Little Terrorist, from director Ashvin Kumar, is the second Indian film to be nominated for an Oscar in the live action short film category.
The film highlights "our basic human instinct to give shelter"
Shot in the deserts of Rajasthan, Little Terrorist tells the story of a 10-year-old Pakistani boy, Jamal.
The cricket-mad youngster accidentally crosses the border with India, chasing a ball that strayed into Indian territory.
When border guards chase this "terrorist", Jamal finds an unlikely ally in a local Hindu teacher, Bhola.
Director Kumar believes he was one of many directors reacting to concerns stirred up by the terror attacks of 11 September 2001.
"Post 9/11, film-makers around the world have been trying to explore the word terrorist in their own socio-cultural context," he explains.
"I wanted to reflect this reality as I understand it, and through the experience of India and Pakistan.
"The film shows how, despite artificial boundaries and barbed wire, the basic human instinct to give shelter to an innocent remains - no matter how many lines are drawn between people."
With little cash to fund his project, Kumar's hopes rested on a short script with a strong message.
He posted the script on the internet, asking people to help him make the film even though he couldn't pay for their services.
Kumar was also keen to cast non-professional actors, a technique he admired in Iranian film.
"Around 15 people turned up from all over the world. I met most of them for the first time on location in Rajasthan," says Kumar.
Ashvin Kumar hopes to inspire other Indian film-makers
The central role is played by Salim, a young boy who was taken in by the Salaam Baalak Trust which rehabilitates street-children in the inner cities of northern India.

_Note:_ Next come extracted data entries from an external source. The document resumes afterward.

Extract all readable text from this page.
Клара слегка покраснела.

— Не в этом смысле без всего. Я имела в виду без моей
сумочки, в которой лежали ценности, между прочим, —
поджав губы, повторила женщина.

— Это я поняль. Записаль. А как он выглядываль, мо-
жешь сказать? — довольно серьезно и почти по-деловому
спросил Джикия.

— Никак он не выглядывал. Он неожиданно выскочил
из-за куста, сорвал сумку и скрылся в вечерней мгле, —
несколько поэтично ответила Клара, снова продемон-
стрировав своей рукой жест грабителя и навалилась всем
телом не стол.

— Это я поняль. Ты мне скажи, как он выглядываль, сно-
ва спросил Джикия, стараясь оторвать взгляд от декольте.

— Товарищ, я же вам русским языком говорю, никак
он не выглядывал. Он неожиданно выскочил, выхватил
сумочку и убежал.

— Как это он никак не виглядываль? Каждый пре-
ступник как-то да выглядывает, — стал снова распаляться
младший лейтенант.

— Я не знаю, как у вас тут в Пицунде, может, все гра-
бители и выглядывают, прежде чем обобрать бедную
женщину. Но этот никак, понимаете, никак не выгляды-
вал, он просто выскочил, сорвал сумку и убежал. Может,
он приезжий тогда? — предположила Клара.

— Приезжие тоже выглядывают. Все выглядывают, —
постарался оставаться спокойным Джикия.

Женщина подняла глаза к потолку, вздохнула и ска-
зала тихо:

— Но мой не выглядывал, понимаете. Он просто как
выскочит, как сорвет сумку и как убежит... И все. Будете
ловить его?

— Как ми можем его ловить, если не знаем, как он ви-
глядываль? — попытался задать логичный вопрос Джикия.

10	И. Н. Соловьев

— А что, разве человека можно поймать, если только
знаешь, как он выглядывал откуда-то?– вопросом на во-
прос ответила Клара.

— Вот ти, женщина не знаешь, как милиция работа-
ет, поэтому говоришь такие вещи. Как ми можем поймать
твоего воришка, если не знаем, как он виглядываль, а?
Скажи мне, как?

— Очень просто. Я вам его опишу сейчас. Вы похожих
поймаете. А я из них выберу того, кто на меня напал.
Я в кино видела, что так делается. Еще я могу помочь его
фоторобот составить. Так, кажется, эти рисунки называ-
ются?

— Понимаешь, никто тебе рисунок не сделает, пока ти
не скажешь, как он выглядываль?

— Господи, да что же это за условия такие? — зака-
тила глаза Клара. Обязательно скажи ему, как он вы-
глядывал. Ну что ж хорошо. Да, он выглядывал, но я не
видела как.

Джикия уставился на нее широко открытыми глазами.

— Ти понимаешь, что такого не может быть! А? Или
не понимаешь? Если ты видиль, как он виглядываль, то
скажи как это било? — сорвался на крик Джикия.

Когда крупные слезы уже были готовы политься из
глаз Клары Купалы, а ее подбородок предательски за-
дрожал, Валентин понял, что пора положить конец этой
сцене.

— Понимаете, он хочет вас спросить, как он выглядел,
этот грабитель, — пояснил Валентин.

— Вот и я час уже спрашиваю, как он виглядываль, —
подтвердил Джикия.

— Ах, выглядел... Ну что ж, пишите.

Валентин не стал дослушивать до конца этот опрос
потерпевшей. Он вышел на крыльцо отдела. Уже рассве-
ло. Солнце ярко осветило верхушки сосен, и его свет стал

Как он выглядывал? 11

The Trust was established by film director Mira Nair after the success of her film Saalam Bombay, which highlighted the plight of street-children in Mumbai (Bombay).
"Salim has impressed a lot of people. Now I am writing a role for him in my next venture - a feature-length film called The Jungle," says Kumar.
It has been a while since India's last Oscar nomination in the short film category. An Encounter With Faces, by Vidhu Vinod Chopra, was India's first nomination in 1979.
Chopra did not win the award, but he went on to establish a successful career in Bollywood with blockbusters like Parinda and Munnabhai MBBS.
Kumar's film Oscar nomination has already attracted attention at home, and it has become the first short film to get a commercial release in India.
"Film-makers around the world do short films to make larger ones," says Kumar.
"I hope my film starts a trend encouraging alternate and experimental film-making. That way people can discover that there is more to Indian cinema than Bollywood."